PRESENCE: Richard Tsao, Seokmin Ko, Zhang Jianjun

March 9 – April 8, 2017
All Day

MARCH 7 - APRIL 8, 2017 ART PROJECTS INTERNATIONAL

Reception: Thursday, March 16, 6-8pm

Art Projects International is pleased to present Presence, a three-artist exhibition on view from March 7 to April 8, 2017. The artists Richard Tsao, Seokmin Ko and Zhang Jianjun explore the nature of presence. This special presentation will coincide with Asia Week New York.

Richard Tsao‘s color-saturated mixed-media work takes extended periods of time to unfold and is created by pooling and flowing pigments, allowing natural chance to have its say. The works on view including Glacier and Solar and Solaris are works created in Tsao’s specially designed “flood room” studio. Those familiar with Tsao’s work will recognize his unrestrained use of color which seems to appropriately present itself in just the right balance. With pigment thoroughly encrusting the canvas or wood supports and with sections of the encrustations sticking out well beyond the supports’ edges, Tsao’s works are less painted than accumulated—they may be years in the making.

A comprehensive survey of Seokmin Ko‘s widely acclaimed photographic series The Square includes 15 photographs some of which are on view for the first time. In Ko’s The Square—a multi-year, ongoing project—a mirror shown reflecting its surrounding is held in a field, or in the sea, or on a road. Two hands gripping the mirror’s edge are the only clue of the holder’s presence. In The Square 08, a mirror leans against a tree and the holder’s gloves are simply placed. No person is visible yet the gloves stand in for the human.

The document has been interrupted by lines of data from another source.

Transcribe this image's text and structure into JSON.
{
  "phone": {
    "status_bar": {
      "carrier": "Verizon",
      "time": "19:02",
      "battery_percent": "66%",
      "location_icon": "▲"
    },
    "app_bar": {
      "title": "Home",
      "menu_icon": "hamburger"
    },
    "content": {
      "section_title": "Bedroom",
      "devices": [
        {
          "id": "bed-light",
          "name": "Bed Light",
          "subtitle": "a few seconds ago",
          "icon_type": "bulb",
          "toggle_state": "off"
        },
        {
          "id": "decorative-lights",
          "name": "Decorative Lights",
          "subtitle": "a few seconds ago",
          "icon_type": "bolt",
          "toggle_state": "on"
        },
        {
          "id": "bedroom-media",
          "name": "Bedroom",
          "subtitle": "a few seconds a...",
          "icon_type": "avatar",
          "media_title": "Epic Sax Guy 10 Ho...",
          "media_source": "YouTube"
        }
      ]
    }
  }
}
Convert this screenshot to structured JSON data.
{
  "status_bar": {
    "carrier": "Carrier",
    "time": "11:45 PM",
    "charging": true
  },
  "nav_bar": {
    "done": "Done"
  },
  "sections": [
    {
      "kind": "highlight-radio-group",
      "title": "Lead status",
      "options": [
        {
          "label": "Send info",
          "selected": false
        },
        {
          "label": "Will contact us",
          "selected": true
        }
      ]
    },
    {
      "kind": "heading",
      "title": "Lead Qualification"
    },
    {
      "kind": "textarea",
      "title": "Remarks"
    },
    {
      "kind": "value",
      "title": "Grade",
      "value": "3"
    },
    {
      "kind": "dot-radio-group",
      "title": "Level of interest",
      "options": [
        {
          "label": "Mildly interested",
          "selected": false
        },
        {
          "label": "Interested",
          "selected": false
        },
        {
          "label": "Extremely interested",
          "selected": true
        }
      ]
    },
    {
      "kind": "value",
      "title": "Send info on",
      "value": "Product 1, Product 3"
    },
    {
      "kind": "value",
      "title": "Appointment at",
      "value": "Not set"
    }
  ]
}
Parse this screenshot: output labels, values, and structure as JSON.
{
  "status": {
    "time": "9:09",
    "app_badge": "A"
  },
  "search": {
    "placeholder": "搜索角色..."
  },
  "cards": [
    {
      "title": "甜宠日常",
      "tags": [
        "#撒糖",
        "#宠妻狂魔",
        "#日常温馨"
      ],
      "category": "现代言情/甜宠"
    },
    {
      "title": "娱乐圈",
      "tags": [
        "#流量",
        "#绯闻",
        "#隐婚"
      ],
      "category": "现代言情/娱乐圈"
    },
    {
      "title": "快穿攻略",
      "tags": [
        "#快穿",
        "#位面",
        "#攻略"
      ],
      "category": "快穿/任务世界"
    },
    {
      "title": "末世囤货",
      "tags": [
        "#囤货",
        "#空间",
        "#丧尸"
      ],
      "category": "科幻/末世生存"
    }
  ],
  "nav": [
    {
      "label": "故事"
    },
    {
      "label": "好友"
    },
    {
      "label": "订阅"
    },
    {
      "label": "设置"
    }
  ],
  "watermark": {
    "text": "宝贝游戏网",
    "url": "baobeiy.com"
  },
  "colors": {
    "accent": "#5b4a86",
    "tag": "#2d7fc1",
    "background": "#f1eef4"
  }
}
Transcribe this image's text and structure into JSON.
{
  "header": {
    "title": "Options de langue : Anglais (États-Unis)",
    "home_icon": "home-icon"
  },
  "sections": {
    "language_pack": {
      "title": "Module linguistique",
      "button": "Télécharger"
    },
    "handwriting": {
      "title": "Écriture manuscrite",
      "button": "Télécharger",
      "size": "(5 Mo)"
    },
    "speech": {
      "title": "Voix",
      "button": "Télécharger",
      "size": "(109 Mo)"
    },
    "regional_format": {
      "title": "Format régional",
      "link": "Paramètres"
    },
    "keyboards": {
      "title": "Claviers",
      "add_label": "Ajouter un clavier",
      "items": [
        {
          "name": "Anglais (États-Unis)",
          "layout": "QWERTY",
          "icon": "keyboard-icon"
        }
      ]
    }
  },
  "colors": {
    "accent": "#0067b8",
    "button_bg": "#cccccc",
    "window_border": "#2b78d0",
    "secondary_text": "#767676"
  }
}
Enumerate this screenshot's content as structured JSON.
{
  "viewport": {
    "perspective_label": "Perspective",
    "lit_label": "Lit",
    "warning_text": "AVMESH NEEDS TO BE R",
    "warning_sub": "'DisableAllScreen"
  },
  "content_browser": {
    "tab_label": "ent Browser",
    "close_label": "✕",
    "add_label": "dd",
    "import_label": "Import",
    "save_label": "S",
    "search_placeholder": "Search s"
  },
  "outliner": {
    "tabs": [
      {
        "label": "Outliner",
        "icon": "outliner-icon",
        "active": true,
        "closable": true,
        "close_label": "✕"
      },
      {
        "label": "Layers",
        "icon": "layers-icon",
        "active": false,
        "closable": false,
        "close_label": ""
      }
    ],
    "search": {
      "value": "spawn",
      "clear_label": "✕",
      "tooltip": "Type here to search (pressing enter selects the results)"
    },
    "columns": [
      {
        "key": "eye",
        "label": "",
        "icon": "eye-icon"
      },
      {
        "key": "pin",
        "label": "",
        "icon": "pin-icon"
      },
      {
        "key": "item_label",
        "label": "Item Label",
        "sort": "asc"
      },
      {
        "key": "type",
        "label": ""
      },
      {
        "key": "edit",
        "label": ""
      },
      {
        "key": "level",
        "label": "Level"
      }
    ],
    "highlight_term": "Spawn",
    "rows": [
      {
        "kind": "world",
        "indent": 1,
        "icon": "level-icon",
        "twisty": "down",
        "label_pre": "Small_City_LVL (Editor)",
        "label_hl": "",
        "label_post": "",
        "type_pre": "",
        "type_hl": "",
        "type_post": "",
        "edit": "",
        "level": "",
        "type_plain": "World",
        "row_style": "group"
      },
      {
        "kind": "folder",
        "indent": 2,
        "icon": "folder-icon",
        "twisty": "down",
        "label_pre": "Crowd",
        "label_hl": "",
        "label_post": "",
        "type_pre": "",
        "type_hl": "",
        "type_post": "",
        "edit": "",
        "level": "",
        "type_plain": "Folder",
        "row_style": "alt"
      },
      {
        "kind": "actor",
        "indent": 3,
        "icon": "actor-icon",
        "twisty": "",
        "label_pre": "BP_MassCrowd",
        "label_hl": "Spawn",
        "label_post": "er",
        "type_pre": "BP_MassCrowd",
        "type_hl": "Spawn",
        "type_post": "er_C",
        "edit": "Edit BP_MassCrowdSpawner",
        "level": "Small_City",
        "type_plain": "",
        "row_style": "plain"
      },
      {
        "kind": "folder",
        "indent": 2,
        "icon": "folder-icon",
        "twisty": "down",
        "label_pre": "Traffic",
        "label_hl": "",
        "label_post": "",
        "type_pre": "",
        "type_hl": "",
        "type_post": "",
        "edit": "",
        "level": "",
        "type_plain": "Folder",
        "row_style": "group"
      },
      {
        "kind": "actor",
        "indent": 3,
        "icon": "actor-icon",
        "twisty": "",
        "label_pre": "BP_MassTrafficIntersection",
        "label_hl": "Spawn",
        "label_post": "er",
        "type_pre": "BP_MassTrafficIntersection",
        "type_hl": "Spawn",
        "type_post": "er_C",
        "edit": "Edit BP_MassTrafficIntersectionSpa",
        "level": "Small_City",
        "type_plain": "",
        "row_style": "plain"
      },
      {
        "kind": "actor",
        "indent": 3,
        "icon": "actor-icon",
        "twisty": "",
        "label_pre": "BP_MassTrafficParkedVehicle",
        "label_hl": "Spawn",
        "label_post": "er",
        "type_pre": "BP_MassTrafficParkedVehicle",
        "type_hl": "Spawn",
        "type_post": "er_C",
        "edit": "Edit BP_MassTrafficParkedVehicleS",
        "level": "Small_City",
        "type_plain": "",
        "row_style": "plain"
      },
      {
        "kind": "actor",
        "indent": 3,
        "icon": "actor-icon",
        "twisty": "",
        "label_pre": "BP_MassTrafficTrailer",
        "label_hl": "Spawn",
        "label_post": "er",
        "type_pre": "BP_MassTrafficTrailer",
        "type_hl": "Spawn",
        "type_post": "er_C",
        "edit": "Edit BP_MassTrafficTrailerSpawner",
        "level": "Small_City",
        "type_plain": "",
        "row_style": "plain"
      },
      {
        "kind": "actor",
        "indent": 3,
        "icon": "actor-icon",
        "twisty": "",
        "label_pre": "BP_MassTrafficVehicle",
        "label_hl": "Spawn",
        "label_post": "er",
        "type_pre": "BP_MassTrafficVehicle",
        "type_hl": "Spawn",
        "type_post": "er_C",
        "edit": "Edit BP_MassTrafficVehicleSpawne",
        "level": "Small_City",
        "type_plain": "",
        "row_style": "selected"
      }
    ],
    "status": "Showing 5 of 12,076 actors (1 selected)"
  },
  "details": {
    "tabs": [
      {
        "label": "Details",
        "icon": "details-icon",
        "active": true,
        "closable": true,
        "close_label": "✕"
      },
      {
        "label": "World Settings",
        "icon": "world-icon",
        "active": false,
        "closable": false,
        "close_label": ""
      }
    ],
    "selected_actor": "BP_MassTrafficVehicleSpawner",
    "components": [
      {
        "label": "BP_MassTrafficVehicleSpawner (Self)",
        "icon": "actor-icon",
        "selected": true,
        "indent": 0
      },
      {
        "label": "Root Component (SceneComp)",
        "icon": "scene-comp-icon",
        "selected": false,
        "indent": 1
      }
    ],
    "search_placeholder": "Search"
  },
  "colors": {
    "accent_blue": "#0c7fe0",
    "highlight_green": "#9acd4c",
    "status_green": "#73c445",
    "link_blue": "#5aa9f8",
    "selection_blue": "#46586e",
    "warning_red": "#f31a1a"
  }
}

In Zhang Jianjun’s photographs from his Vestiges of a Process series “rough” paper is used to hold the image and draw attention to itself. The images of Shanghai Shi-Ku-Men architecture, a blending of European and Chinese styles from the 20’s and 30’s, are stamped with official looking red markings that read “tear down.” Once existing in consort with real buildings marked for destruction, now—that the buildings are gone—Zhang’s art works are the most real thing left even as they announce themselves as only paper. It is this paper’s interplay with the real that points to the fluidity between idea, thing, document and memory.